Hi all, I've posted before about my severe anxiety and agoraphobia. It's slightly better than it used to be but I still find it impossible to travel too far from home and get anxious and panic when in the car for too long. In the last year I haven't been able to get in the car for more than about 10/15 minutes (just into town and back). Lately my anxiety is crazy again because I need surgery to remove my gallstone-filled gallbladder because I've been having agonising attacks of pain. So I have constant anxiety because I'm scared of the attacks and I never know when they're going to happen. I'm scared to eat, scared to sleep, scared to go out, because of it. I'm terrified of the surgery - I've never had an operation before and that's causing me anxiety too. But now the thing that's worrying me the most is the fact that the hospital is 30 minutes away (if there's no traffic). Up until now everything has been dealt with via my GP which is less than 10 minutes away, but in a few weeks time I need to go to the hospital to meet my consultant. Then I'll need to go again before the surgery for the pre-op, then again on surgery day. I'm terrified and the closer the date gets, the more anxious I am. Thinking about it makes me feel sick, my stomach twist into knots, and my chest feel tight (I've tried just not thinking about it - I can't). I really don't know what to do. I need this operation for my health, but I'm already a mess just thinking about going to see the consultant - I don't even know how I'm going to force myself to get in the car on surgery day when I've got the combined anxiety of the car and surgery.

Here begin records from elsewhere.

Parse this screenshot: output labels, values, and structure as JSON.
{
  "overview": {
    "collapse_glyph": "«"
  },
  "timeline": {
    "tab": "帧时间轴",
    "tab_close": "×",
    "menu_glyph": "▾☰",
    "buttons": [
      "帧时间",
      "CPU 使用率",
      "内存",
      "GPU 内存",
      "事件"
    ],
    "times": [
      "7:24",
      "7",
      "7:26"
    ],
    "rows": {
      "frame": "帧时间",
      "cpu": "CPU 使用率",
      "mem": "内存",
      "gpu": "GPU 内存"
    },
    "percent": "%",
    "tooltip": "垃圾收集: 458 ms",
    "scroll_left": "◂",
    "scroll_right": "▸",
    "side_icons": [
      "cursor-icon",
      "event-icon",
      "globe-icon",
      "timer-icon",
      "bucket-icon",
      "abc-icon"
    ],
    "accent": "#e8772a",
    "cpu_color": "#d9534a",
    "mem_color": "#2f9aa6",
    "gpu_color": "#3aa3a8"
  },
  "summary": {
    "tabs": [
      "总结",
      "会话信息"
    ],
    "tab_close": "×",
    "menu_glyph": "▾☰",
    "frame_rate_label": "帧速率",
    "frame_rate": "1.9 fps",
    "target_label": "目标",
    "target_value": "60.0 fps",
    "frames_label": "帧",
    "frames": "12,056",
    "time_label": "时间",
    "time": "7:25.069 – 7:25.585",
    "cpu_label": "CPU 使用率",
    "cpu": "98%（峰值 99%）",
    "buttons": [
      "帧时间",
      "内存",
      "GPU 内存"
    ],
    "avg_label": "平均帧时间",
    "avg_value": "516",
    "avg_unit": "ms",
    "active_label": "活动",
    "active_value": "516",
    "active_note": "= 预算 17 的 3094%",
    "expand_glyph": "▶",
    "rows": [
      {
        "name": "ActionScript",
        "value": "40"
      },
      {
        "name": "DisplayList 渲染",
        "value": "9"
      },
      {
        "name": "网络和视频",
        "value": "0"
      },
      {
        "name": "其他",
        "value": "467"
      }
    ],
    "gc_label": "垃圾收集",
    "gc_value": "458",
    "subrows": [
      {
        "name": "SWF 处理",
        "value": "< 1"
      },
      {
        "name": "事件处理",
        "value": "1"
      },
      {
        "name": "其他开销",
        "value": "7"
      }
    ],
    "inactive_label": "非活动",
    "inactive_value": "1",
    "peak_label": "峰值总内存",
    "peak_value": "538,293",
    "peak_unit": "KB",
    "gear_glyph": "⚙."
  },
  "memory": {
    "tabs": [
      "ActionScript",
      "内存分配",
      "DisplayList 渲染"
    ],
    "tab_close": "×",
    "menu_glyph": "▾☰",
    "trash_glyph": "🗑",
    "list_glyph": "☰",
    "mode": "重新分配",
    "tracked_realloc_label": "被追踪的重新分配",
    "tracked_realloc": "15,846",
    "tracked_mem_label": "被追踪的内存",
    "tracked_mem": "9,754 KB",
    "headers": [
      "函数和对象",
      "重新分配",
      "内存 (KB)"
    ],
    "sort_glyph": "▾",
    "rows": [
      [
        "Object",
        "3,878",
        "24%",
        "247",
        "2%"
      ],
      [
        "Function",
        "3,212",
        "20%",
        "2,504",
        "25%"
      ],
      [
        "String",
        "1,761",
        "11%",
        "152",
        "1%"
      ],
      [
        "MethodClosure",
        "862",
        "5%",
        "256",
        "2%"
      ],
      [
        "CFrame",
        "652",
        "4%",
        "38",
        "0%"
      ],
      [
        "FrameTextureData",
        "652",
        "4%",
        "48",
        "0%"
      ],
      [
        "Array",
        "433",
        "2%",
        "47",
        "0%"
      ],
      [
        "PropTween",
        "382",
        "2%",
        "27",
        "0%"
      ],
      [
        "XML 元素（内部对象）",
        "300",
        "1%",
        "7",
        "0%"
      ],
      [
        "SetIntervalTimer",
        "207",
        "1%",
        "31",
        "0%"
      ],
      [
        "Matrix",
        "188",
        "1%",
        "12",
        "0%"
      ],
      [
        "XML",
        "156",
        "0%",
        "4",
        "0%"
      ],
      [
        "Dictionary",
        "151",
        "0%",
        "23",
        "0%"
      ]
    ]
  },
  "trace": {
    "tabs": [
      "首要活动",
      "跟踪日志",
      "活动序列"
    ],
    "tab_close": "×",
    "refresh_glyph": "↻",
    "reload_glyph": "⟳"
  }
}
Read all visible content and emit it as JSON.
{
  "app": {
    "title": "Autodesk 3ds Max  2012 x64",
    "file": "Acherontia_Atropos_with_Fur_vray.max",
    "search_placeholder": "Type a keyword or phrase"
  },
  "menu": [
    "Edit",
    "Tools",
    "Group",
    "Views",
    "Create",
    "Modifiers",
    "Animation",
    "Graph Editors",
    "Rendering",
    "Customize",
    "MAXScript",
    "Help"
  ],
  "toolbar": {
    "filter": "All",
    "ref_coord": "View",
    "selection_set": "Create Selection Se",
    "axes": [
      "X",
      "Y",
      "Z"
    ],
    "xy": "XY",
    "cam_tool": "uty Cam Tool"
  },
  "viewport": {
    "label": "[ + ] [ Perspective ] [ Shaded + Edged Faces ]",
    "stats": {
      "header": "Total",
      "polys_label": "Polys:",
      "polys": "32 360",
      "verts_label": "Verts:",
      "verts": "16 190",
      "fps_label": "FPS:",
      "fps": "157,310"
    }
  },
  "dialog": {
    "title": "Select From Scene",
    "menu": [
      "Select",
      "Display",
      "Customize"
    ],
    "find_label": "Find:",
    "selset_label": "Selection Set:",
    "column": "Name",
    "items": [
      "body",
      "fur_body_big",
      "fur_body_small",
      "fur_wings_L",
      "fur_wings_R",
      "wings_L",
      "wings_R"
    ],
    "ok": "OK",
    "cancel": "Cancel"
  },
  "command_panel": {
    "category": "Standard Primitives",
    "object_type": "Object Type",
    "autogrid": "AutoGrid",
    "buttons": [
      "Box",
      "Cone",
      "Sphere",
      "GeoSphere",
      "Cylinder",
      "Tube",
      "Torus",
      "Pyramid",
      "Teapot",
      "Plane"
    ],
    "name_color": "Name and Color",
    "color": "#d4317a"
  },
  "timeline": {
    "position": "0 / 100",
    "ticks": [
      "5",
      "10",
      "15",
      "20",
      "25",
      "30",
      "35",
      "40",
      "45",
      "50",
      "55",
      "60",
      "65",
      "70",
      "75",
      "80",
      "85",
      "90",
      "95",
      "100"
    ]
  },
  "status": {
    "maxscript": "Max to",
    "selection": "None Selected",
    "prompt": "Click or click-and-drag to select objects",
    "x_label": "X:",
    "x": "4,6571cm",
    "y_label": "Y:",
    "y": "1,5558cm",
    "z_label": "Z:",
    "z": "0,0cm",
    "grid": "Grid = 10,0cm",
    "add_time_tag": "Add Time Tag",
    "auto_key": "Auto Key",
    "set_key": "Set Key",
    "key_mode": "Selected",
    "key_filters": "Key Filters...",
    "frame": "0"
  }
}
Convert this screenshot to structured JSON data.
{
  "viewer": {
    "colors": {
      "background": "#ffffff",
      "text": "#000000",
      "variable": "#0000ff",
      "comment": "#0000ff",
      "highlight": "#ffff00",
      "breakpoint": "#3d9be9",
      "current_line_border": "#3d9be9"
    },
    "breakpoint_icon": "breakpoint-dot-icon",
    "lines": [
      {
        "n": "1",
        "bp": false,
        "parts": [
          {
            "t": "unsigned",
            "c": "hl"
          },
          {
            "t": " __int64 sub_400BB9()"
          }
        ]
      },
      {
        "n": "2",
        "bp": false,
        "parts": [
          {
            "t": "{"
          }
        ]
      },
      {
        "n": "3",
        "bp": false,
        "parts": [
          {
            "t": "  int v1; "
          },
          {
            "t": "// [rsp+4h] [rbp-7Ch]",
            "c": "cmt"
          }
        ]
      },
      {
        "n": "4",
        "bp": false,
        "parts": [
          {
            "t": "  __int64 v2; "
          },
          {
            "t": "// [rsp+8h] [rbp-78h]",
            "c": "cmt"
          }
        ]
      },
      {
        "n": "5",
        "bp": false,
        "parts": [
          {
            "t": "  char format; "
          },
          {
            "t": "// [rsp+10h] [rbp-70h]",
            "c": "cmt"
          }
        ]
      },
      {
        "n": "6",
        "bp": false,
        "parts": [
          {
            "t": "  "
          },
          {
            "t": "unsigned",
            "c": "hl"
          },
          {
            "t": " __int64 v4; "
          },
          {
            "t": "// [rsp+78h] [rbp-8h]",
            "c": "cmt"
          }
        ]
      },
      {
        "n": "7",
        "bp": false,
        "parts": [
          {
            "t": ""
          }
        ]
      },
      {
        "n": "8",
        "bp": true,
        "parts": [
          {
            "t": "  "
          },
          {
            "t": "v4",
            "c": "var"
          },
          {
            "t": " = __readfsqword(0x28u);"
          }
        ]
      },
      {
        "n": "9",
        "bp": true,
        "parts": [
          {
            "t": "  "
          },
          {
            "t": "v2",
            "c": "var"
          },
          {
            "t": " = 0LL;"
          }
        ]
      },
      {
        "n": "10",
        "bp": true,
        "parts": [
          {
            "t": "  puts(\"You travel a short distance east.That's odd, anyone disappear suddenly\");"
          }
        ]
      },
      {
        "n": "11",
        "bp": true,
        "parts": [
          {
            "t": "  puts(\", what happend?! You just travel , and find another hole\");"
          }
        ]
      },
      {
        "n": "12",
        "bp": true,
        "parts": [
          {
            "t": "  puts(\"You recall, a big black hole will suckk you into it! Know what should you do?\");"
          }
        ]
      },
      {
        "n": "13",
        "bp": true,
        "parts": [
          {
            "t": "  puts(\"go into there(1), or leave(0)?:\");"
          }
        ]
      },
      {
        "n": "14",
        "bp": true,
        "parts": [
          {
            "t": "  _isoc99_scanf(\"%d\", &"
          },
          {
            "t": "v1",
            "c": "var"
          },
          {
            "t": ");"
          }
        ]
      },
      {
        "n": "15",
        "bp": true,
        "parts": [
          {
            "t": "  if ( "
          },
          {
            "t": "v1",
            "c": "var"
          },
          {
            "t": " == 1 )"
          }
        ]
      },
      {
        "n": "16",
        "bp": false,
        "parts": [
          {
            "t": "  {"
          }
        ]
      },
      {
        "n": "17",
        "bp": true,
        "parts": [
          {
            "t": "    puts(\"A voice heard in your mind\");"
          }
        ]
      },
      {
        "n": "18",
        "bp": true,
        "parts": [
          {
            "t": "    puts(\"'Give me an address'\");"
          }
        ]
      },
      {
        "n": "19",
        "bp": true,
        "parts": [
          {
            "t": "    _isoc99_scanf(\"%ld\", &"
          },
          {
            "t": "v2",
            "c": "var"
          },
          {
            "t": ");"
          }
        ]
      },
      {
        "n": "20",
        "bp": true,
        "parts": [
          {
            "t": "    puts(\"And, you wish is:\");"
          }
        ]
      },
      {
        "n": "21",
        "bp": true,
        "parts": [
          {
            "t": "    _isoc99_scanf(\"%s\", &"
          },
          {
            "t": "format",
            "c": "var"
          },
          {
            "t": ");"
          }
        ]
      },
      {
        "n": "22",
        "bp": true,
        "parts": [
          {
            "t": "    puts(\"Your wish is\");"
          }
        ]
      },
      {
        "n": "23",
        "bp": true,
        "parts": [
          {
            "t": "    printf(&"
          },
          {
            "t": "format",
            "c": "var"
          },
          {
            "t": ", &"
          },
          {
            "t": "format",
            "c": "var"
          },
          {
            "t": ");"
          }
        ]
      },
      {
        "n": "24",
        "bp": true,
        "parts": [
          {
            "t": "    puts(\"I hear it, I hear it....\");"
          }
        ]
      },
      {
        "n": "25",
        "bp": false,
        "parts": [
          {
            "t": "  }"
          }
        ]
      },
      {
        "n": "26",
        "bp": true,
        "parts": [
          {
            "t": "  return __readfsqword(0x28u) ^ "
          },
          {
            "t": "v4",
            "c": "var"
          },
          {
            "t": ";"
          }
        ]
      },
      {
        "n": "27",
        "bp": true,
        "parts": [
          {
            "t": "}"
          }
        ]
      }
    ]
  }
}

I can't face the idea of being in the car for that long and being so far away from home. Please help :(
Hi, does your GP know of your anxiety?
Also, is there a chance you could familiarise yourself with the route to the hospital, maybe drive it a couple of times, getting further each time until you are comfortable with the surroundings, even take someone you trust with you?
My GP is aware of my anxiety but hasn’t mentioned it at all when I’ve seen him about my gallbladder issues.
I can’t drive so a family member is taking me - I don’t want to make them drive me around more than they have to just so I can get used to the route.
Hi i suffer from anxiety and in the last 10 months have had to have several surgeriessurgeries and i am facing my 4th4th very soon. Tell your consultant and everyonr involved about your anxiety. Thats what i do and people will understand and helhelp you through it.
Operations are scary things you are not alone but you will come round before you know it andane it will be all over.
Dont keep your worries to yourself xx
can they give you something before the operation to calm you down? like a sedative or something?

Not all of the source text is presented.